The brick wall in the middle of the dominant Alabama defense is off to the NFL, and there are plenty of suitors looking to draft him. Jonathan Allen is the next defensive stud to come out of the Alabama Crimson Tide NFL pipeline. He is big and fast in the middle of the defensive line, and can even score the occasional big man touchdown. But the question is, what city will he be terrorizing quarterbacks in this fall?
Allen had a very impressive broad jump and showed off his strength in front of the scouts at the combine in Indianapolis.
Weight: 286 lbs
40-Yard Dash: 5.00 seconds
Bench Press: 21 reps
Vertical Jump: 30 inches
Broad Jump: 108 inches
Three Cone Drill: 7.49 seconds
20-Yard Shuttle: 4.50 seconds
Right off the bat on tape, Allen can play everywhere on the defensive line. The strengths of his came apply to both a defensive end and a defensive tackle, and that allowed the Alabama coaching staff to be very flexible in how they used him.
His hands are also quick and strong no matter where he is lined up. He uses the hands to muscle his way through centers and guards when he is lined up in the middle of the field. He can break through the line with incredible speed and efficiency when he is in the middle. When he is through his run stopping ability is what scares offenses the most. When a running back comes at him he has an incredible knack to wrap up and slam the back down hard. Allen rarely misses tackles and the ones he does make are always tough.
His speed in the open field is also alarmingly quick. His 40-yard dash time doesn’t open a lot of eyes, but when he’s on the chase in the open field he is deceptively quick. This helps him get at the quarterback when he is playing at defensive end and gets around the offensive tackle.
Overall, versatility is the key thing that I see. He can play in a lot of different game situations and schemes to be successful. I can envision him working in a 3-4 or a 4-3, and as a pass rusher or run stuffer within the games. This Swiss army knife trait is so crucial in today’s NFL.
Like I said, he is listed as a defensive end but looks a lot more like a defensive tackle. His reach at the combine and in Tuscaloosa was not his strong suit, and against tackles with long arms he could struggle to shed blocks and beat them.
A further aspect of his game that could concern some NFL scouts is that the speed I mentioned earlier applies more to open space when he’s in pursuit. When it comes to moving around the line of scrimmage and setting the edges, that is where his game leaves a lot to be desired. Even with good speed for a defensive lineman, quick NFL running backs will be able to get around him and get into the second level if Allen doesn’t get them with his initial move.

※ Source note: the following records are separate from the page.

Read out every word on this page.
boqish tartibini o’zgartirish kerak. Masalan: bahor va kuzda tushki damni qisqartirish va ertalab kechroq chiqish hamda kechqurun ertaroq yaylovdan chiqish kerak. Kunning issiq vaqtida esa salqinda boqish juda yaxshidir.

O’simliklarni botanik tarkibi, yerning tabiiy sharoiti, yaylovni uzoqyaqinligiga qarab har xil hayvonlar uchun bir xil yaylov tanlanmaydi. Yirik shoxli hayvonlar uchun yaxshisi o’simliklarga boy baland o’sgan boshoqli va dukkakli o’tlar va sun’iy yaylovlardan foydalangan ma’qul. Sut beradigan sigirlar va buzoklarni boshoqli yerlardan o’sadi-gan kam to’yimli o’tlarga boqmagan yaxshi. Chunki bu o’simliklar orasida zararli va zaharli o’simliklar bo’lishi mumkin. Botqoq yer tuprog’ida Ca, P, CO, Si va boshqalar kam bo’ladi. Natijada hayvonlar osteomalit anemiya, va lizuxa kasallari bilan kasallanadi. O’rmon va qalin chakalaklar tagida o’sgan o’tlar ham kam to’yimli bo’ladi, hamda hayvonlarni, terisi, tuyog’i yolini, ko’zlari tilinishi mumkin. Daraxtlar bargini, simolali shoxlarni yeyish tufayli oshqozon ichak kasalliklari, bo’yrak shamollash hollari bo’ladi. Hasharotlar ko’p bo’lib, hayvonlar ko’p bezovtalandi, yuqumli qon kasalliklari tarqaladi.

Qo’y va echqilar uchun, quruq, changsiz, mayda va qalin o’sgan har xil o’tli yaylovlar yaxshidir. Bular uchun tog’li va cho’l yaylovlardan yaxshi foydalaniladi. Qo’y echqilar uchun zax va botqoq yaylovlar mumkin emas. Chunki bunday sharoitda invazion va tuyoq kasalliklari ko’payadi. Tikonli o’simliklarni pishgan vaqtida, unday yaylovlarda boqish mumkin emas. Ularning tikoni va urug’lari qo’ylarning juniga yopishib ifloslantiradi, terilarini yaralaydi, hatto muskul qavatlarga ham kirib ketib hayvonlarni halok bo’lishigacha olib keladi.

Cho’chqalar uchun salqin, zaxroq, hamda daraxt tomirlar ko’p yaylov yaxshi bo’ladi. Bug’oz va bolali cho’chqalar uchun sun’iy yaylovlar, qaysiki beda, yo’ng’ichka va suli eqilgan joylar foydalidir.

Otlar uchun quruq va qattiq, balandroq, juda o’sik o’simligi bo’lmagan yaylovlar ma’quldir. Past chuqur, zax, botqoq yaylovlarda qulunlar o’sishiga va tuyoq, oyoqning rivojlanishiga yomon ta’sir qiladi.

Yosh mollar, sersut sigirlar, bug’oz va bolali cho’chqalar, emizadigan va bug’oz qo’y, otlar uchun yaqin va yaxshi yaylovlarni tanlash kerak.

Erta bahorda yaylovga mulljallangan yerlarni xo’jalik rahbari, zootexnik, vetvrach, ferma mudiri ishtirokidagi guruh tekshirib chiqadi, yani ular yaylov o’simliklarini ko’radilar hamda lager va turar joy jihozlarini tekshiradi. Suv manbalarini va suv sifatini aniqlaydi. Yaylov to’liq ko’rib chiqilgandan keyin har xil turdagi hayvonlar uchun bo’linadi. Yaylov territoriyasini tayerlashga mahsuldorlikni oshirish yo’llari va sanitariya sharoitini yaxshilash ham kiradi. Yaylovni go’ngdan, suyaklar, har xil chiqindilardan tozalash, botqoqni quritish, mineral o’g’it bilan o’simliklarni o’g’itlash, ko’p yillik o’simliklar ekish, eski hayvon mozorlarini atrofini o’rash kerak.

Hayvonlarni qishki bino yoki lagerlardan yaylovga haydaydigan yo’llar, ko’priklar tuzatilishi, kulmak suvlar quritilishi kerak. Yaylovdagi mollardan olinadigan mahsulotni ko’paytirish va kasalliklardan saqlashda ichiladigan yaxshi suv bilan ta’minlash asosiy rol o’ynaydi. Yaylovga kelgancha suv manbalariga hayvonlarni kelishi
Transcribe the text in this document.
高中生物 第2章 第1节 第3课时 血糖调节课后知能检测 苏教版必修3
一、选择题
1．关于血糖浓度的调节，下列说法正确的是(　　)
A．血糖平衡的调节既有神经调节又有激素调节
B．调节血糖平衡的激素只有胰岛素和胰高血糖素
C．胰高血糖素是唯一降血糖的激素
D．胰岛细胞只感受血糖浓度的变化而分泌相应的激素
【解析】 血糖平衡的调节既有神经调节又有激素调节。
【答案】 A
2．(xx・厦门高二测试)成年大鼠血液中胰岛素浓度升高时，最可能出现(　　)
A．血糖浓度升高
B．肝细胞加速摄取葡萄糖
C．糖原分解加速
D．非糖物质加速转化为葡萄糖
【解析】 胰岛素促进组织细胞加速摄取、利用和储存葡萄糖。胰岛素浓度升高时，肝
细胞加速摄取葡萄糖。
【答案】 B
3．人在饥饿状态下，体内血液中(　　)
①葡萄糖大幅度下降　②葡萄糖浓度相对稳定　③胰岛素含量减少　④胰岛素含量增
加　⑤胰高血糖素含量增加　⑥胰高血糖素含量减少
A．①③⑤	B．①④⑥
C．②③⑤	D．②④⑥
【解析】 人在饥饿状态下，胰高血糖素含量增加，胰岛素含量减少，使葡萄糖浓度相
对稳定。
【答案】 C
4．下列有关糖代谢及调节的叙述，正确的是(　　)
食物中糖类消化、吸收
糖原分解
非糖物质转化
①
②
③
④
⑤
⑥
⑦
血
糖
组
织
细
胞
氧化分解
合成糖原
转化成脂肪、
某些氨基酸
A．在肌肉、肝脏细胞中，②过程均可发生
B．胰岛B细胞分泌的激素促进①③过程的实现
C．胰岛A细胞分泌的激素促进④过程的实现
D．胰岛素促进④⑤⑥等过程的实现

The argument could also be made that all of his stats and plays look better because of a host of other NFL talent around him. Teams had to run the ball more because of Marlon Humphrey was the lead cornerback. And avoiding the middle of the field was a necessity for opponents of the Crimson Tide because Reuben Foster and Tim Williams lurked at linebacker.
Allen got a lot of traffic his way, and that allowed him to make more plays. If he is drafted as highly as many people think he will be, he won’t have that luxury.
Allen is one of the most talented players in this entire draft class. He should be the first defensive end off the board behind Myles Garrett, and the options Allen gives whatever defensive coordinator ends up with him gives him the tools to be hugely successful. He’s got the hands, speed, and tackling ability to be a force at the NFL level for years to come.
Draft Prediction: Allen will go somewhere in the top 10. I can see him going as high as #2 to the San Francisco 49ers, and not dropping any lower than the Cincinnati Bengals at #9.